B-boy Issin Bboy issin

Personal information
- Born: 1 May 2005 (age 21) Okayama, Okayama, Japan

Sport
- Country: Japan
- Sport: Breaking

Medal record
Breaking
Representing Japan
Red Bull BC One World Final
| Winner | 2025 Tokyo | B-Boys |
WDSF World Championships
| Gold medal – first place | 2024 Chengdu | B-Boys |
World Games
| Silver medal – second place | 2025 Chengdu | B-Boys |

= B-boy Issin =

Japanese breakdancer (born 2005)

Issin Hishikawa (菱川 一心, Hishikawa Isshin), better known by his stage name B-boy Issin or simply Issin, is a Japanese bboy. He is a member of "Body Carnival Zoo" and "Red Bull BC One All Stars." He won the WDSF World Breaking Championship in 2024 and the silver medal at the 2025 World Games.

==Career==
At the age of 8, Hishikawa was inspired by his older sister, a jazz dancer, to discover breaking. In 2017, he competed in the U-15 division of the Battle of the Year, winning as a sixth-grader. From then on, he has competed in numerous competitions, both individually and as a team, building a solid track record.

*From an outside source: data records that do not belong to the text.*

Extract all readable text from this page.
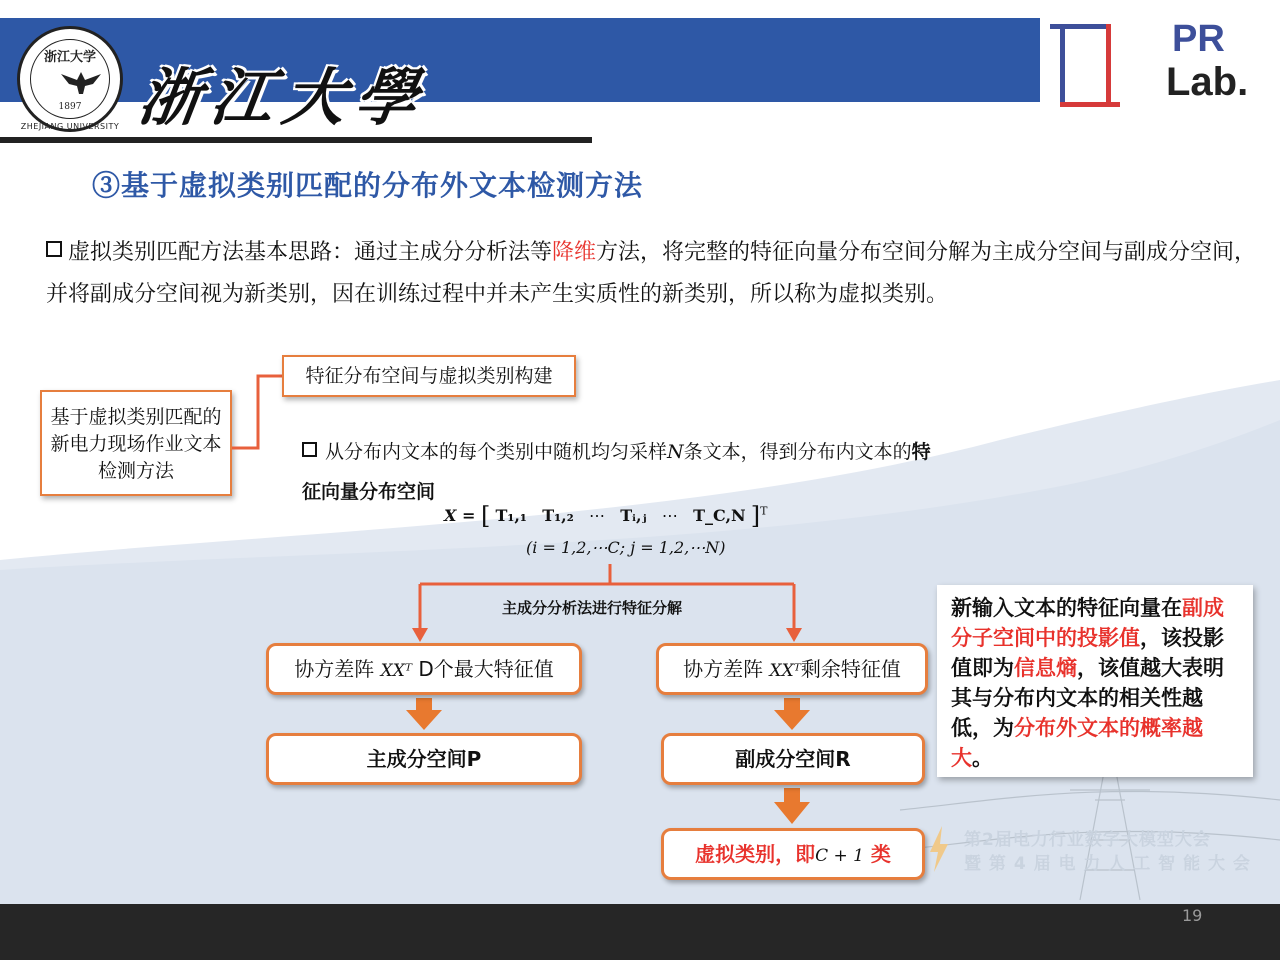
浙江大学
1897
ZHEJIANG UNIVERSITY 浙江大學
PR
Lab.
③基于虚拟类别匹配的分布外文本检测方法
虚拟类别匹配方法基本思路：通过主成分分析法等降维方法，将完整的特征向量分布空间分解为主成分空间与副成分空间，并将副成分空间视为新类别，因在训练过程中并未产生实质性的新类别，所以称为虚拟类别。
基于虚拟类别匹配的新电力现场作业文本检测方法
特征分布空间与虚拟类别构建
从分布内文本的每个类别中随机均匀采样N条文本，得到分布内文本的特征向量分布空间
X = [ T₁,₁ T₁,₂ ⋯ Tᵢ,ⱼ ⋯ T_C,N ]$^T$
(i = 1,2,⋯C; j = 1,2,⋯N)
主成分分析法进行特征分解
协方差阵 XXᵀ D个最大特征值	协方差阵 XXᵀ剩余特征值
主成分空间P	副成分空间R
虚拟类别，即C + 1 类
新输入文本的特征向量在副成分子空间中的投影值，该投影值即为信息熵，该值越大表明其与分布内文本的相关性越低，为分布外文本的概率越大。
第2届电力行业数字大模型大会
暨 第 4 届 电 力 人 工 智 能 大 会
19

In 2018, Issin joined Body Carnival Zoo, the junior crew of Body Carnival, one of the world's most prestigious crews. In 2022, he won the Red Bull BC One Cypher Japan. That same year, he competed in the Red Bull BC One World Final in New York, achieving a Top 4 finish in his first appearance, instantly making his name known around the world.

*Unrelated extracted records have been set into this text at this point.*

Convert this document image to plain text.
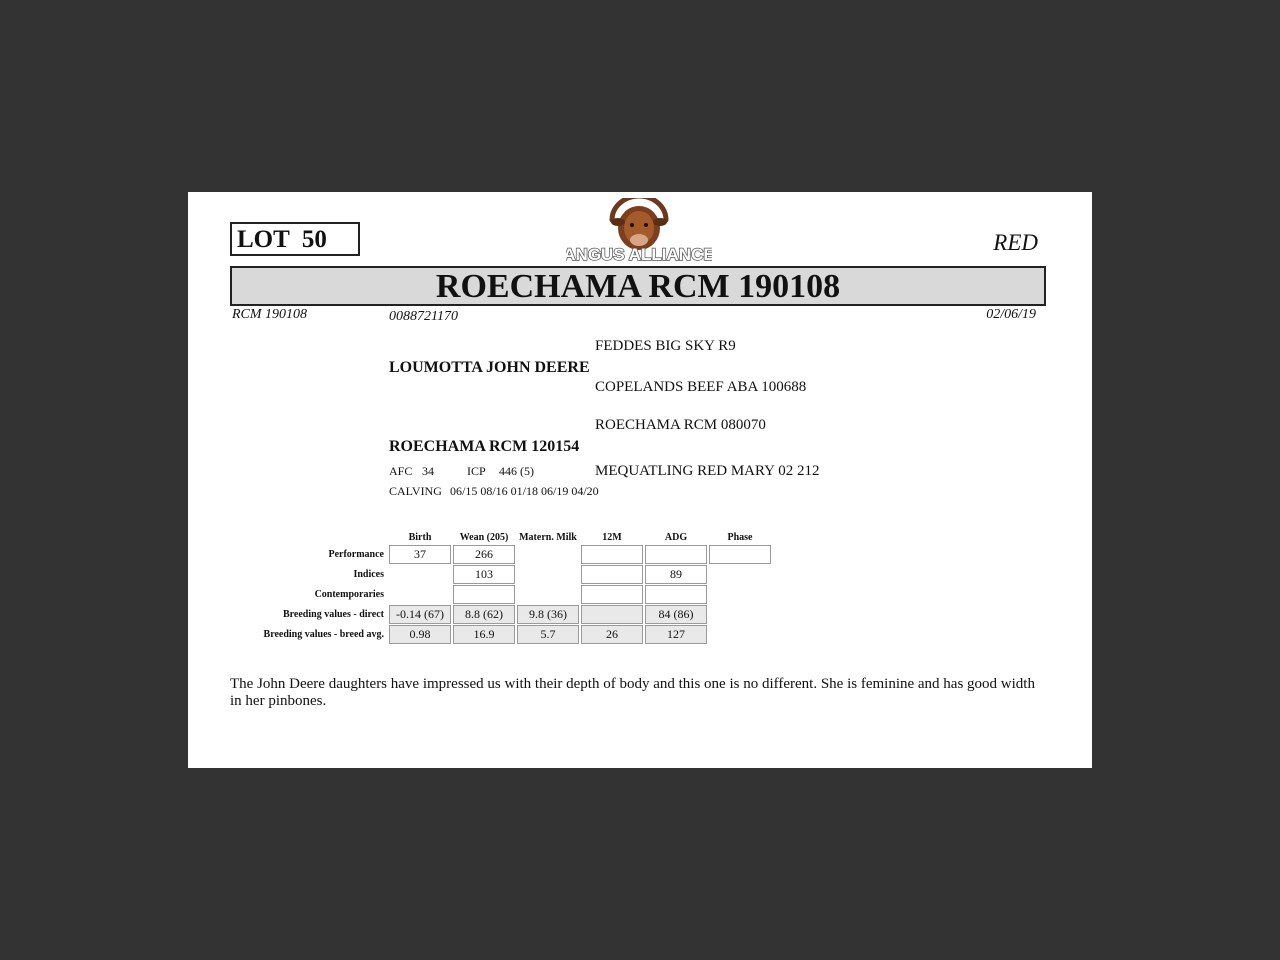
LOT  50
ANGUS ALLIANCE	RED
ROECHAMA RCM 190108
RCM 190108	0088721170	02/06/19
FEDDES BIG SKY R9
LOUMOTTA JOHN DEERE
COPELANDS BEEF ABA 100688
ROECHAMA RCM 080070
ROECHAMA RCM 120154
MEQUATLING RED MARY 02 212
AFC 34	ICP 446 (5)
CALVING 06/15 08/16 01/18 06/19 04/20
	Birth	Wean (205)	Matern. Milk	12M	ADG	Phase
Performance	37	266				
Indices		103			89	
Contemporaries						
Breeding values - direct	-0.14 (67)	8.8 (62)	9.8 (36)		84 (86)	
Breeding values - breed avg.	0.98	16.9	5.7	26	127	
The John Deere daughters have impressed us with their depth of body and this one is no different. She is feminine and has good width in her pinbones.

In 2023, Issin signed a contract with Red Bull and became a member of the Red Bull BC One All Stars, an exclusive dance team selected exclusively for breakdancers who have achieved outstanding results in Red Bull BC One. In 2023, he competed in the Red Bull BC One World Final for the second consecutive year, garnering attention for his fierce semi-final battle that got the crowd excited. In December of the same year, he defeated some of the world's best competitors in the final match of the World Series, which determined a spot in the Olympic Qualifying Series, to win the gold medal.

In May and June 2024, Hishikawa competed in the Olympic Qualifiers Series in Shanghai and Budapest for a spot to compete in the 2024 Paris Olympic Games. Hishikawa finished in 7th overall in the series. The finish would have been high enough to qualify for the games, however due to a quota limit of two breakers per NOC, as well as B-boy Hiro10 (also representing Japan) finishing at a higher ranking than him, he was unable to qualify for the games.

In 2024, Issin won the JDSF All Japan Breaking Championship, which determines the best breakdancer in Japan, and continued his momentum by achieving his long-awaited victory at the DANCEALIVE 2024 FINAL. Later in December, at the WDSF World Breaking Championship, Issin won the gold medal in the b-boy category.

At the 2025 World Games, Issin participated in the dancesport competition where he won the silver medal in the B-Boys event. Later that year, he won the Red Bull BC One championship.